Some of the “victims” ended up at the hospital, and others went to a rec center. They sat in basketball courts with pink ribbons around their necks, being told their next options.
Like in a real-life disaster, they did a lot of waiting. Unlike real life, most people in this exercise did not wander off, and they tended to be agreeable and docile.
“Do we get food?” volunteer Richard Monrean, stuck on a boat, asked his wife.
“We have to get rescued first,” said Sharon Monrean, smiling.

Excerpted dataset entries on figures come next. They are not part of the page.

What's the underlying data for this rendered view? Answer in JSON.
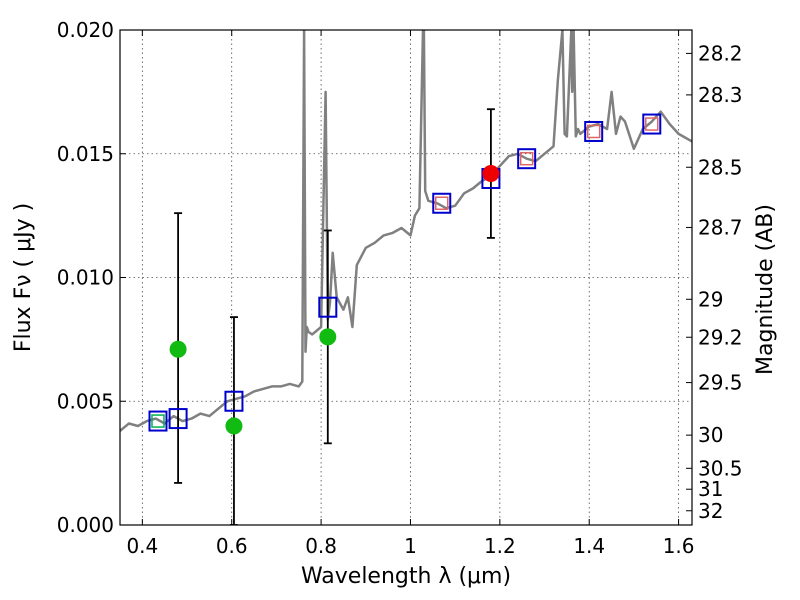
{
  "chart_data": {
    "type": "scatter",
    "xlabel": "Wavelength  λ (μm)",
    "ylabel": "Flux  Fν  ( μJy )",
    "y2label": "Magnitude (AB)",
    "xlim": [
      0.35,
      1.63
    ],
    "ylim": [
      0.0,
      0.02
    ],
    "grid": true,
    "x_ticks": [
      {
        "value": 0.4,
        "label": "0.4"
      },
      {
        "value": 0.6,
        "label": "0.6"
      },
      {
        "value": 0.8,
        "label": "0.8"
      },
      {
        "value": 1.0,
        "label": "1"
      },
      {
        "value": 1.2,
        "label": "1.2"
      },
      {
        "value": 1.4,
        "label": "1.4"
      },
      {
        "value": 1.6,
        "label": "1.6"
      }
    ],
    "y_ticks": [
      {
        "value": 0.0,
        "label": "0.000"
      },
      {
        "value": 0.005,
        "label": "0.005"
      },
      {
        "value": 0.01,
        "label": "0.010"
      },
      {
        "value": 0.015,
        "label": "0.015"
      },
      {
        "value": 0.02,
        "label": "0.020"
      }
    ],
    "y2_ticks": [
      {
        "value": 28.2,
        "label": "28.2"
      },
      {
        "value": 28.3,
        "label": "28.3"
      },
      {
        "value": 28.5,
        "label": "28.5"
      },
      {
        "value": 28.7,
        "label": "28.7"
      },
      {
        "value": 29,
        "label": "29"
      },
      {
        "value": 29.2,
        "label": "29.2"
      },
      {
        "value": 29.5,
        "label": "29.5"
      },
      {
        "value": 30,
        "label": "30"
      },
      {
        "value": 30.5,
        "label": "30.5"
      },
      {
        "value": 31,
        "label": "31"
      },
      {
        "value": 32,
        "label": "32"
      }
    ],
    "series": [
      {
        "kind": "line",
        "color": "#808080",
        "x": [
          0.35,
          0.37,
          0.39,
          0.41,
          0.43,
          0.45,
          0.47,
          0.49,
          0.51,
          0.53,
          0.55,
          0.57,
          0.59,
          0.61,
          0.63,
          0.65,
          0.67,
          0.69,
          0.71,
          0.73,
          0.75,
          0.758,
          0.762,
          0.765,
          0.768,
          0.772,
          0.78,
          0.8,
          0.81,
          0.815,
          0.82,
          0.826,
          0.835,
          0.85,
          0.86,
          0.87,
          0.88,
          0.9,
          0.92,
          0.94,
          0.96,
          0.98,
          1.0,
          1.01,
          1.02,
          1.028,
          1.03,
          1.033,
          1.04,
          1.06,
          1.08,
          1.1,
          1.12,
          1.14,
          1.16,
          1.18,
          1.2,
          1.22,
          1.24,
          1.26,
          1.28,
          1.3,
          1.32,
          1.33,
          1.34,
          1.345,
          1.35,
          1.36,
          1.362,
          1.365,
          1.37,
          1.375,
          1.38,
          1.4,
          1.42,
          1.44,
          1.45,
          1.46,
          1.47,
          1.48,
          1.5,
          1.52,
          1.54,
          1.56,
          1.58,
          1.6,
          1.63
        ],
        "y": [
          0.0038,
          0.0041,
          0.004,
          0.0042,
          0.0043,
          0.0041,
          0.0044,
          0.0042,
          0.0043,
          0.0045,
          0.0044,
          0.0047,
          0.005,
          0.0051,
          0.0052,
          0.0054,
          0.0055,
          0.0056,
          0.0056,
          0.0057,
          0.0056,
          0.0058,
          0.02,
          0.007,
          0.008,
          0.0078,
          0.0077,
          0.008,
          0.0175,
          0.0083,
          0.009,
          0.011,
          0.0092,
          0.0087,
          0.0092,
          0.008,
          0.0105,
          0.0112,
          0.0114,
          0.0117,
          0.0118,
          0.012,
          0.0117,
          0.0125,
          0.0128,
          0.02,
          0.02,
          0.0135,
          0.0131,
          0.013,
          0.0128,
          0.0129,
          0.0134,
          0.0136,
          0.0139,
          0.0141,
          0.0145,
          0.0149,
          0.015,
          0.0148,
          0.0147,
          0.015,
          0.0153,
          0.018,
          0.02,
          0.0158,
          0.0157,
          0.02,
          0.0175,
          0.02,
          0.0157,
          0.016,
          0.0158,
          0.0161,
          0.0162,
          0.016,
          0.0175,
          0.0158,
          0.0165,
          0.0163,
          0.0152,
          0.016,
          0.0163,
          0.0167,
          0.0162,
          0.0158,
          0.0155
        ]
      },
      {
        "kind": "hollow-square",
        "color": "#0000cc",
        "x": [
          0.435,
          0.48,
          0.605,
          0.815,
          1.07,
          1.18,
          1.26,
          1.41,
          1.54
        ],
        "y": [
          0.0042,
          0.0043,
          0.005,
          0.0088,
          0.013,
          0.014,
          0.0148,
          0.0159,
          0.0162
        ]
      },
      {
        "kind": "small-square",
        "color": "#e06666",
        "x": [
          1.07,
          1.26,
          1.41,
          1.54
        ],
        "y": [
          0.013,
          0.0148,
          0.0159,
          0.0162
        ]
      },
      {
        "kind": "small-square",
        "color": "#00b050",
        "x": [
          0.435
        ],
        "y": [
          0.0042
        ]
      },
      {
        "kind": "circle",
        "color": "#11bb11",
        "x": [
          0.48,
          0.605,
          0.815
        ],
        "y": [
          0.0071,
          0.004,
          0.0076
        ]
      },
      {
        "kind": "circle",
        "color": "#ee0000",
        "x": [
          1.18
        ],
        "y": [
          0.0142
        ]
      }
    ],
    "error_bars": [
      {
        "x": 0.48,
        "low": 0.0017,
        "high": 0.0126
      },
      {
        "x": 0.605,
        "low": 0.0,
        "high": 0.0084
      },
      {
        "x": 0.815,
        "low": 0.0033,
        "high": 0.0119
      },
      {
        "x": 1.18,
        "low": 0.0116,
        "high": 0.0168
      }
    ]
  }
}
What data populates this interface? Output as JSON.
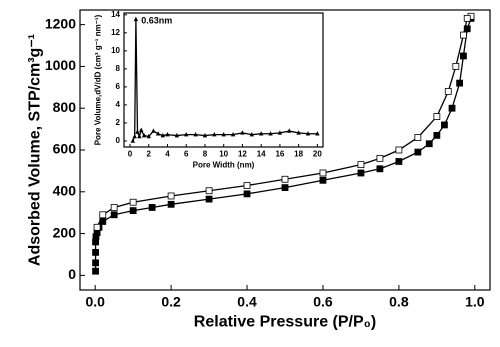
{
  "chart_data": [
    {
      "type": "line",
      "xlabel": "Relative Pressure (P/P₀)",
      "ylabel": "Adsorbed Volume, STP/cm³g⁻¹",
      "xlim": [
        -0.04,
        1.04
      ],
      "ylim": [
        -70,
        1270
      ],
      "xticks": [
        {
          "value": 0,
          "label": "0.0"
        },
        0.2,
        0.4,
        0.6,
        0.8,
        {
          "value": 1,
          "label": "1.0"
        }
      ],
      "yticks": [
        0,
        200,
        400,
        600,
        800,
        1000,
        1200
      ],
      "series": [
        {
          "marker": "filled",
          "color": "#000000",
          "x": [
            0.001,
            0.001,
            0.001,
            0.001,
            0.002,
            0.005,
            0.01,
            0.02,
            0.05,
            0.1,
            0.15,
            0.2,
            0.3,
            0.4,
            0.5,
            0.6,
            0.7,
            0.75,
            0.8,
            0.85,
            0.88,
            0.9,
            0.92,
            0.94,
            0.96,
            0.97,
            0.98,
            0.99
          ],
          "values": [
            20,
            60,
            110,
            160,
            185,
            205,
            230,
            258,
            290,
            310,
            325,
            340,
            365,
            390,
            420,
            455,
            490,
            510,
            545,
            590,
            630,
            670,
            720,
            800,
            920,
            1050,
            1180,
            1230
          ]
        },
        {
          "marker": "open",
          "color": "#000000",
          "x": [
            0.99,
            0.98,
            0.97,
            0.95,
            0.93,
            0.9,
            0.85,
            0.8,
            0.75,
            0.7,
            0.6,
            0.5,
            0.4,
            0.3,
            0.2,
            0.1,
            0.05,
            0.02,
            0.005
          ],
          "values": [
            1240,
            1230,
            1150,
            1000,
            880,
            760,
            660,
            600,
            560,
            530,
            490,
            460,
            430,
            405,
            380,
            350,
            325,
            290,
            230
          ]
        }
      ]
    },
    {
      "type": "line",
      "xlabel": "Pore Width (nm)",
      "ylabel": "Pore Volume,dV/dD (cm³ g⁻¹ nm⁻¹)",
      "annotation": "0.63nm",
      "xlim": [
        -0.64,
        20.6
      ],
      "ylim": [
        -0.67,
        14.2
      ],
      "xticks": [
        0,
        2,
        4,
        6,
        8,
        10,
        12,
        14,
        16,
        18,
        20
      ],
      "yticks": [
        0,
        2,
        4,
        6,
        8,
        10,
        12,
        14
      ],
      "series": [
        {
          "marker": "triangle",
          "color": "#000000",
          "x": [
            0.3,
            0.5,
            0.63,
            0.8,
            1,
            1.2,
            1.5,
            2,
            2.5,
            3,
            3.5,
            4,
            5,
            6,
            7,
            8,
            9,
            10,
            11,
            12,
            13,
            14,
            15,
            16,
            17,
            18,
            19,
            20
          ],
          "values": [
            0,
            0.5,
            13.5,
            1,
            0.5,
            1.2,
            0.6,
            0.5,
            1.1,
            0.8,
            0.6,
            0.7,
            0.6,
            0.7,
            0.7,
            0.6,
            0.7,
            0.7,
            0.7,
            0.9,
            0.7,
            0.8,
            0.8,
            0.9,
            1.1,
            0.9,
            0.8,
            0.8
          ]
        }
      ]
    }
  ]
}
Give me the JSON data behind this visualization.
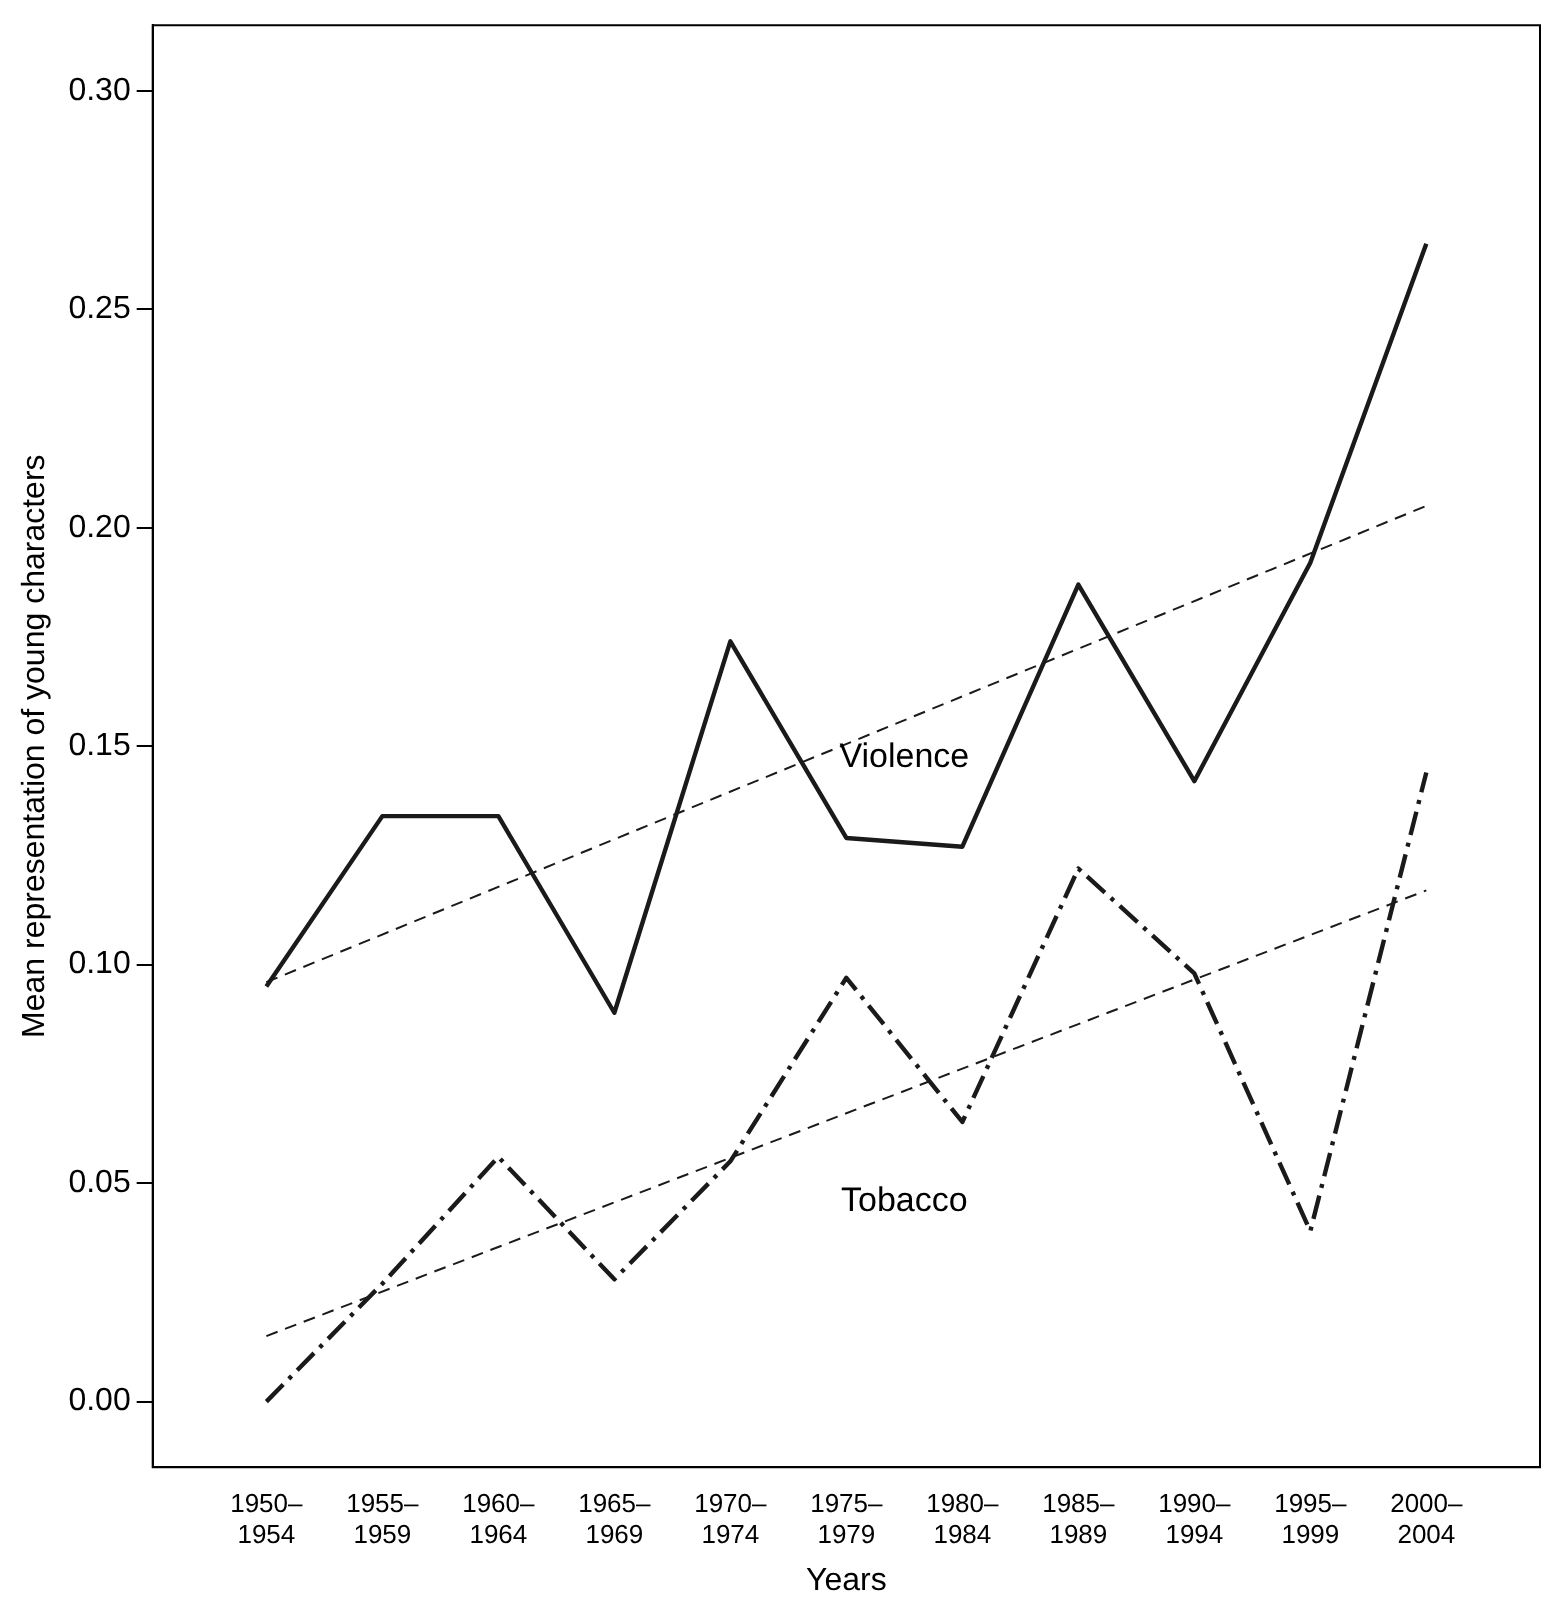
{
  "chart_data": {
    "type": "line",
    "xlabel": "Years",
    "ylabel": "Mean representation of young characters",
    "categories": [
      "1950–1954",
      "1955–1959",
      "1960–1964",
      "1965–1969",
      "1970–1974",
      "1975–1979",
      "1980–1984",
      "1985–1989",
      "1990–1994",
      "1995–1999",
      "2000–2004"
    ],
    "series": [
      {
        "name": "Violence",
        "color": "#1a1a1a",
        "line_style": "solid",
        "values": [
          0.095,
          0.134,
          0.134,
          0.089,
          0.174,
          0.129,
          0.127,
          0.187,
          0.142,
          0.192,
          0.265
        ]
      },
      {
        "name": "Tobacco",
        "color": "#1a1a1a",
        "line_style": "dashed",
        "values": [
          0.0,
          0.027,
          0.056,
          0.028,
          0.055,
          0.097,
          0.064,
          0.122,
          0.098,
          0.039,
          0.144
        ]
      },
      {
        "type": "line",
        "color": "#1a1a1a",
        "line_style": "dashed",
        "x": [
          "1950–1954",
          "2000–2004"
        ],
        "values": [
          0.096,
          0.205
        ]
      },
      {
        "type": "line",
        "color": "#1a1a1a",
        "line_style": "dashed",
        "x": [
          "1950–1954",
          "2000–2004"
        ],
        "values": [
          0.015,
          0.117
        ]
      }
    ],
    "ylim": [
      -0.015,
      0.315
    ],
    "yticks": [
      {
        "value": 0,
        "label": "0.00"
      },
      {
        "value": 0.05,
        "label": "0.05"
      },
      {
        "value": 0.1,
        "label": "0.10"
      },
      {
        "value": 0.15,
        "label": "0.15"
      },
      {
        "value": 0.2,
        "label": "0.20"
      },
      {
        "value": 0.25,
        "label": "0.25"
      },
      {
        "value": 0.3,
        "label": "0.30"
      }
    ],
    "grid": false,
    "legend": false,
    "marker": "none"
  }
}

There were some gaps in the plan, which is why they were testing it out. For instance, it turns out that the Ketchikan airport’s one-lane federal security screening isn’t set up to handle hundreds of people at a time. It would be a major bottleneck as passengers tried to get out. The team figured a way around, sending passengers from one “nonsterile” airport to another, and now they know to plan for that. And there were other snafus, including one involving 60 cards-representing-people that were temporarily lost.
At the end-of-day debrief, Capt. Inman urged them to air their mistakes, because that’s how you learn. Most did not. At least not right then. They seemed tired and quick to congratulate each other. After all, they had achieved their main objective of counting everyone. One person who was struck by a piano died, 48 were injured, but none of that was in real life.
“Nobody got hurt today, except for a little pinched finger on the Canadian Coast Guard,” said Corparon.
By the time the exercise was halted, four tugs had refloated the ship, and plans were afoot to bring it to Ketchikan temporarily.
“You could play this out for another week,” said Inman.